他只“嗯”了一声,听得秦嵬又道:“待事情了结,你若是还要找以前的朋友,我可以跟你一起找。找朋友总是一件很让人有希望的事情。”
总比去找坟头要高兴得多。
这一句秦嵬没有说出。
即便他已烧得稀里糊涂,他也绝不肯将最隐秘的事情吐露。
就像沈云屏一样。
沈云屏不由笑道:“你不是不肯给我卖命吗?”
“我的命早已卖给别人,的确不会再卖给你,”秦嵬平静道,“但别的还没有卖,剩下的可以都给你。”
沈云屏不再说话。
他沉默地背着秦嵬朝前走,有些明白这人对死为什么毫无畏惧。
一个人如果早早将自己的一切切割开、划分成块儿,这块儿拿去给这个人,那块儿留下来给另一个人,剩下的凑一凑再给别的人,那他就很难给自己留下什么了。
这人无论是怎样的出身,都一定是个自小很缺东西的人。
因为拥有的东西很少,拿去偿还的东西也很少,所以只好从自身身上割。
若沈云屏还是谢翎的脾气,必定会吵闹着给他两拳,但他已从谢翎变成了沈云屏。
他虽不知道秦嵬到底是怎样的出身,但自己却是个从拥有一切又转瞬全都落空的人,所以多少能明白秦嵬身上的潇洒自何而来。
因为光脚不怕穿鞋的人,总会有一种旁人难以理解的潇洒。
沈云屏一脚踩在枯枝腐叶上,终于道:“命都不在我这里,剩下的又有什么用?人死了,命没了,就什么都留不下。”
秦嵬的嘴动了动,没有说话。
他知道沈云屏说的这话不假,也因为知道,所以不想说下去。
沈云屏却又道:“所以不必说没用的,待你好了之后,再同我喝酒吧。我已许多年没有痛快地喝酒了。”
秦嵬严肃道:“少爷得先保证,别憋着坏水灌我才行!”
两人都想起之前在县城酒楼里喝酒的那晚,不由都笑起来。
太阳也完全升起,谷底的寒意被慢慢晒去,秦嵬已能感觉到沈云屏在出汗。
这人基本没有武功,能背着秦嵬走这一段全靠身体底子够硬,但昨天连滚带爬又险些呛死,此刻难免显出疲态,却仍将秦嵬背得很稳,埋着头一步步地走。

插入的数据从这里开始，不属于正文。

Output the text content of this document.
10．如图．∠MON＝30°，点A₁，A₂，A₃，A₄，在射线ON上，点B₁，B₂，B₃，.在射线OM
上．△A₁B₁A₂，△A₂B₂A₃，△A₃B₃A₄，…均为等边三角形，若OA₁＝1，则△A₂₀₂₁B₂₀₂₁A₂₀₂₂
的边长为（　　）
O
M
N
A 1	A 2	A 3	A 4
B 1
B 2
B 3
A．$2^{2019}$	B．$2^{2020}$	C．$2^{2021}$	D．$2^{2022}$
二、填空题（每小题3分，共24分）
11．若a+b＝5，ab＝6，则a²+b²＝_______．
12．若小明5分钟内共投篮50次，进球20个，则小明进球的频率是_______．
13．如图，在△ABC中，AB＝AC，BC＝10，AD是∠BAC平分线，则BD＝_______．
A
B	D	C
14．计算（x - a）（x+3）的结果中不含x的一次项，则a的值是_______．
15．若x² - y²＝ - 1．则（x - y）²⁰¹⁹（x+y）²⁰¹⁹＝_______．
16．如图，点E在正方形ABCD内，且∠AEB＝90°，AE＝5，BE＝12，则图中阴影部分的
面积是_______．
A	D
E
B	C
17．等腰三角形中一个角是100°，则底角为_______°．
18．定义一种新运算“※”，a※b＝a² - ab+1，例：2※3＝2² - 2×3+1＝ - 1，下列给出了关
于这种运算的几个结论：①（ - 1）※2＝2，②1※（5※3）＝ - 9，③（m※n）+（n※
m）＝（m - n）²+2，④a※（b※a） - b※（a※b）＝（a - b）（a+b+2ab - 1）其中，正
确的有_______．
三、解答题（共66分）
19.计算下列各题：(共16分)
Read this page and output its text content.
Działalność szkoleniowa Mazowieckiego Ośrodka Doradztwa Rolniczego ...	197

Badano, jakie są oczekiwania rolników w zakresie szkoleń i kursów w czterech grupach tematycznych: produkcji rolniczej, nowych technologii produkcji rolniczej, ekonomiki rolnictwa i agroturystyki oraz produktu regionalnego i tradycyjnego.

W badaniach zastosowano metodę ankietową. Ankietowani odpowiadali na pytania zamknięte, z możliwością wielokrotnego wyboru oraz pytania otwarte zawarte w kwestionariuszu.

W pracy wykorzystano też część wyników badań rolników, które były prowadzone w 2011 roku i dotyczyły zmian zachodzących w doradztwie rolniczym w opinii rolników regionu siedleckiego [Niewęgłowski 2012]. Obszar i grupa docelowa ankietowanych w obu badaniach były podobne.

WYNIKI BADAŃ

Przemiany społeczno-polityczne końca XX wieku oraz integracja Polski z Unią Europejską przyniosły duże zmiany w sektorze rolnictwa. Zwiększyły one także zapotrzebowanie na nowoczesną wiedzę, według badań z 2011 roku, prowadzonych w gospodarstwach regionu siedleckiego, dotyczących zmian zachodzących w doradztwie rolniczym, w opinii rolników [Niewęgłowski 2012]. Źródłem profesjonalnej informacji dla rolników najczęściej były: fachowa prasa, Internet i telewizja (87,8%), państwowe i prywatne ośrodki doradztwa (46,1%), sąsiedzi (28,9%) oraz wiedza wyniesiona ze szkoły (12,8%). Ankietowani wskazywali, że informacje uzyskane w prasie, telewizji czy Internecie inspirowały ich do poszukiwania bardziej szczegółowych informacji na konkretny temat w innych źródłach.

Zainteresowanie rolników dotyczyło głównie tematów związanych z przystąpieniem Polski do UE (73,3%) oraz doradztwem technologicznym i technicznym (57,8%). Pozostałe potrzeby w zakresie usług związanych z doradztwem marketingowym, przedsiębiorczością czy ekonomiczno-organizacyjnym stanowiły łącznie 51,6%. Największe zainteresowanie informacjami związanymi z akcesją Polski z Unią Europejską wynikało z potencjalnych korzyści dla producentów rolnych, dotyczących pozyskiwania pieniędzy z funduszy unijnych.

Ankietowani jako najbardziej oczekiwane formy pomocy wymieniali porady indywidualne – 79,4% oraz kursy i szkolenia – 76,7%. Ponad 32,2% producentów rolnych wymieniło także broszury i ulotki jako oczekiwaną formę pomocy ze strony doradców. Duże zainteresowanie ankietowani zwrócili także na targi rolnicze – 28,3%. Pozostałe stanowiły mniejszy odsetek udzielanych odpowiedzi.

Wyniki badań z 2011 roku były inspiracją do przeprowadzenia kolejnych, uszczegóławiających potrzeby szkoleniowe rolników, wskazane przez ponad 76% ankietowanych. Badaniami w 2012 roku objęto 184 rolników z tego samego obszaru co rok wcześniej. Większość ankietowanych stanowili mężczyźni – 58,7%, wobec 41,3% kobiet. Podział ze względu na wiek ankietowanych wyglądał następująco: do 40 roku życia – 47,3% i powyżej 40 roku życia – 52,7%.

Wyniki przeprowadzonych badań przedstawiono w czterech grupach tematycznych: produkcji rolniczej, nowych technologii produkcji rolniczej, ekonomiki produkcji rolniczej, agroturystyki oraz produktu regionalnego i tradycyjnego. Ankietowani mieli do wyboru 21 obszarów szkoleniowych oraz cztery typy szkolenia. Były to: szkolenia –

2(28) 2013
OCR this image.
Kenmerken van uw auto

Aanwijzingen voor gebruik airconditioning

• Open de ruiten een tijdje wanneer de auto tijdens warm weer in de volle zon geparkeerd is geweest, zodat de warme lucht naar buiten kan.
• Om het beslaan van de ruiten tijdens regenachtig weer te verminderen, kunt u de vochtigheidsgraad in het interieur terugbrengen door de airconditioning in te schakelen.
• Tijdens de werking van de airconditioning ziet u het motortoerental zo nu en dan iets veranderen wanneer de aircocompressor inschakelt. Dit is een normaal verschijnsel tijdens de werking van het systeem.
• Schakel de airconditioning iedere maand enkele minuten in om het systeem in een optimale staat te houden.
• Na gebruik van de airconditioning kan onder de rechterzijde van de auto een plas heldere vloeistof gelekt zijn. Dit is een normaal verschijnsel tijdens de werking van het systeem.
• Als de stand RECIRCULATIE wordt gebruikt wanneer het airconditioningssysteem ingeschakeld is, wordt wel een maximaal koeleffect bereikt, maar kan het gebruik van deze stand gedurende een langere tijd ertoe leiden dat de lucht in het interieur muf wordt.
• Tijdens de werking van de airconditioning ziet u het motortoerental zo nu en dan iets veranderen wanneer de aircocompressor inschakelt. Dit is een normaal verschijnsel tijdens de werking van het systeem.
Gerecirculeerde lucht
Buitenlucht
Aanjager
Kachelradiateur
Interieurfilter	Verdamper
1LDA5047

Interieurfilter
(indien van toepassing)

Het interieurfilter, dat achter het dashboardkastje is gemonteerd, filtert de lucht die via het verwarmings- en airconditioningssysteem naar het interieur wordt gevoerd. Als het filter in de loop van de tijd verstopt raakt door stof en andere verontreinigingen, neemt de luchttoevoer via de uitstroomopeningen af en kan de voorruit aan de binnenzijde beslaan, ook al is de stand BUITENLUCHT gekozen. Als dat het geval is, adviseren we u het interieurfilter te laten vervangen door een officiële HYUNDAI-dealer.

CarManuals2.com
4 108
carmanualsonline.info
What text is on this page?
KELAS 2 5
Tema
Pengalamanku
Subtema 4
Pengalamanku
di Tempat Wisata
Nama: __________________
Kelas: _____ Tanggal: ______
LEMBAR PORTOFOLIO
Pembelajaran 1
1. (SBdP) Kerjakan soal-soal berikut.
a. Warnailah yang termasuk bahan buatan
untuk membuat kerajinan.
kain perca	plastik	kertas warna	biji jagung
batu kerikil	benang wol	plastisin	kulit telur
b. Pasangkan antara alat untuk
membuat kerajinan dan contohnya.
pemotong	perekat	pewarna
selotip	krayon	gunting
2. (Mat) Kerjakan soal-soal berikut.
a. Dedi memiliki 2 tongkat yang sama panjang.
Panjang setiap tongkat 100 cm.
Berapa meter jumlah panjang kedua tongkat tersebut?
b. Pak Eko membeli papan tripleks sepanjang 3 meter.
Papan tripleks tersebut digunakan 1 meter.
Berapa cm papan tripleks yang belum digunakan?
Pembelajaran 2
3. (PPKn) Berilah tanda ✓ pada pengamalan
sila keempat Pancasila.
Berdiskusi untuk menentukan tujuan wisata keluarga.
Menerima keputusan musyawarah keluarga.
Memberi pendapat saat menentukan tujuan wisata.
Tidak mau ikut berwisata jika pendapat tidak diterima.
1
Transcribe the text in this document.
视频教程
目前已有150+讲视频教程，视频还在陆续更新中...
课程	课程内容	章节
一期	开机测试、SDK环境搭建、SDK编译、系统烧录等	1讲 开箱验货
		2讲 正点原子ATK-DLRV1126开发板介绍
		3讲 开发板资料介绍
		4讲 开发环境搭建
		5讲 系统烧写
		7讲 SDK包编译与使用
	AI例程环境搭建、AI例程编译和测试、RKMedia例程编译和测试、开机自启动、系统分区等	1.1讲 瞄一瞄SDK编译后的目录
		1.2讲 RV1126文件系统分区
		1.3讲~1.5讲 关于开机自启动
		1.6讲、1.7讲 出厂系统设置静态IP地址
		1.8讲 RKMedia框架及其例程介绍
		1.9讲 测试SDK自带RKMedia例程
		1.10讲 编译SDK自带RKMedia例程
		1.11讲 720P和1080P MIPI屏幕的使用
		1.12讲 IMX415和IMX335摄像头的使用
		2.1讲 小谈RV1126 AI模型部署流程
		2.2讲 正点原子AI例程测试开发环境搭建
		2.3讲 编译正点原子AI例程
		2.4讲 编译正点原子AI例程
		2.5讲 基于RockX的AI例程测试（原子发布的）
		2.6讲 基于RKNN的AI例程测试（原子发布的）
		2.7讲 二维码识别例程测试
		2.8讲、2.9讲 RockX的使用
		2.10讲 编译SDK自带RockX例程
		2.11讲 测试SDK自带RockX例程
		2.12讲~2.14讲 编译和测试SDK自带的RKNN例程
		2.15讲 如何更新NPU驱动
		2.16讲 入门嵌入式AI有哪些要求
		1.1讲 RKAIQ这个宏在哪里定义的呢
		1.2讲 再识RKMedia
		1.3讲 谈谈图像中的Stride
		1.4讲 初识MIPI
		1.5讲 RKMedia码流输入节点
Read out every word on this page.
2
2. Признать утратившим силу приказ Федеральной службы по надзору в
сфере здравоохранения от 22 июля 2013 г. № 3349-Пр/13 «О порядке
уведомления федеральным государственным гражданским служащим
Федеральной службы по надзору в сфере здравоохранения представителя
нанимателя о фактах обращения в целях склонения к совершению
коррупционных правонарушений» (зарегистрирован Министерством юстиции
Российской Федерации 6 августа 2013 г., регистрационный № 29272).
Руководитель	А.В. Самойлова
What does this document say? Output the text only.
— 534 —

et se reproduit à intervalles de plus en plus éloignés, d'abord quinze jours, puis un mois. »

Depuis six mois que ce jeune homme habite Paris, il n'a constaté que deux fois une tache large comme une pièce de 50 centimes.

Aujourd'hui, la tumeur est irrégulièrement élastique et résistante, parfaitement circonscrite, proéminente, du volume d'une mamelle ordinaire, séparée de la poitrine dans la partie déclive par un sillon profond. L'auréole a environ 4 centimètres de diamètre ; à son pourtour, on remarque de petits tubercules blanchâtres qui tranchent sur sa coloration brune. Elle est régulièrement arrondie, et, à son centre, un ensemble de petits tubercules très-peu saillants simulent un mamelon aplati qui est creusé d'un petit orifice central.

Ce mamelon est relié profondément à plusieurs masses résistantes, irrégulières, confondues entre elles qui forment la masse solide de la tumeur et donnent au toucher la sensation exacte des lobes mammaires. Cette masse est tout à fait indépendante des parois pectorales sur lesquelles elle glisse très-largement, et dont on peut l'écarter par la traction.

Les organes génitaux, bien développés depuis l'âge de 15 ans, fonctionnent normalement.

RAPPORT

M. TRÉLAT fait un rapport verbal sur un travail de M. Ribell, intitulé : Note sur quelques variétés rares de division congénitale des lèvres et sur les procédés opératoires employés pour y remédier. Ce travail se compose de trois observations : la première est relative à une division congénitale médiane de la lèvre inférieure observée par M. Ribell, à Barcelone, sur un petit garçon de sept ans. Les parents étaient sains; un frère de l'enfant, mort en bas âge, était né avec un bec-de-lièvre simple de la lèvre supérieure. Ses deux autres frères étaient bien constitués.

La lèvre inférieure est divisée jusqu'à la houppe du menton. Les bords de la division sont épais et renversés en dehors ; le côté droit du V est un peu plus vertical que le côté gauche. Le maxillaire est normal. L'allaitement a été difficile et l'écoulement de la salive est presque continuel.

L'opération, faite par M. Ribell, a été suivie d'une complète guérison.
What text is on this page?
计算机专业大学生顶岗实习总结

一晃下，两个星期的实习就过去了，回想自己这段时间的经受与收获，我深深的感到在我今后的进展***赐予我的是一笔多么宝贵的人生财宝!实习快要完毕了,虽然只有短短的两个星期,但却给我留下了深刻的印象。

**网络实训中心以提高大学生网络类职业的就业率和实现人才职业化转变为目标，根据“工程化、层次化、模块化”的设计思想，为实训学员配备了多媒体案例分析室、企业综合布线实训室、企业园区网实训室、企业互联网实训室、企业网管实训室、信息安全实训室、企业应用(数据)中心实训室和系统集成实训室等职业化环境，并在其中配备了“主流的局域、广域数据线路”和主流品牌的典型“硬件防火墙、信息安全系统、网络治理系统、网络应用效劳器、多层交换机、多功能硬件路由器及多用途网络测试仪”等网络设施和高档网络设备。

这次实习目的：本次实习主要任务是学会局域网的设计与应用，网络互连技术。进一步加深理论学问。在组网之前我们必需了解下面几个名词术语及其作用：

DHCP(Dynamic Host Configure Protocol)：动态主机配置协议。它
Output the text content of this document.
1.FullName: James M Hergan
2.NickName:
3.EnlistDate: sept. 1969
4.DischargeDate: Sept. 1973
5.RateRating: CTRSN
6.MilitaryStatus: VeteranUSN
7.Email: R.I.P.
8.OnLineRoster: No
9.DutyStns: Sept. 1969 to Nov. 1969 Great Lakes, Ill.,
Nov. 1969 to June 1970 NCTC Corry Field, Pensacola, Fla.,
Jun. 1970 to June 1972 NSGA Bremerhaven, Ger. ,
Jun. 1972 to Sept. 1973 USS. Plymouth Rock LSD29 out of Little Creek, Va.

秦嵬另一只握着刀的手也慢慢地挪过来,搂住了他的脖子。
“你热得像烤熟的地瓜!”沈云屏感觉脖子上热烘烘的。
秦嵬道:“我知道。”
沈云屏将发痒却腾不出手去挠的脸颊在他手臂上蹭了蹭:“但别松手。”
秦嵬笑了:“我知道。”
他本就没有松手的打算。
秦嵬强打精神,努力不让自己的脑子锈住,因为越是这种时候,人就越不能松弛下来。他问道:“你家里那些鸟,能不能找得到咱们,半道走岔我真可能咽气——”
他话没说完,就被沈云屏凶狠地向上托了一下,好悬没咬到自己的舌头。
“不会走岔,”沈云屏让秦嵬闭了嘴,心情好了不少,“先前在临春居,我同小卫他们就都看过奉春台的地图,掉落时他们也都在场,即便后来被水冲走一段,但大致位置是不会找错的,地图上的路就那么几条,即便有小道,方向也必不会错。”
秦嵬静静听完,见沈云屏说到最后,微不可察地叹了口气,这才问道:“怎么?”
“没事,”沈云屏下意识开口,停了停,又低声道,“这次是我判断失误,才导致楼里的人伤亡惨重。”
他说完这句就不说了。
秦嵬自认十分喜欢沈云屏兜里的银子,但要他像沈云屏这样拉着如此庞大的一大家子赚钱立足,他又是绝不可能做得了的。所以此刻听得这话,心里对银子的觊觎早不见踪影,只剩下许多无奈和心软。
隔了一会儿,他沉默地垂下一只手在沈云屏心口拍了拍。
沈云屏察觉出这一拍里的安慰,无声地笑了笑,继续朝前走。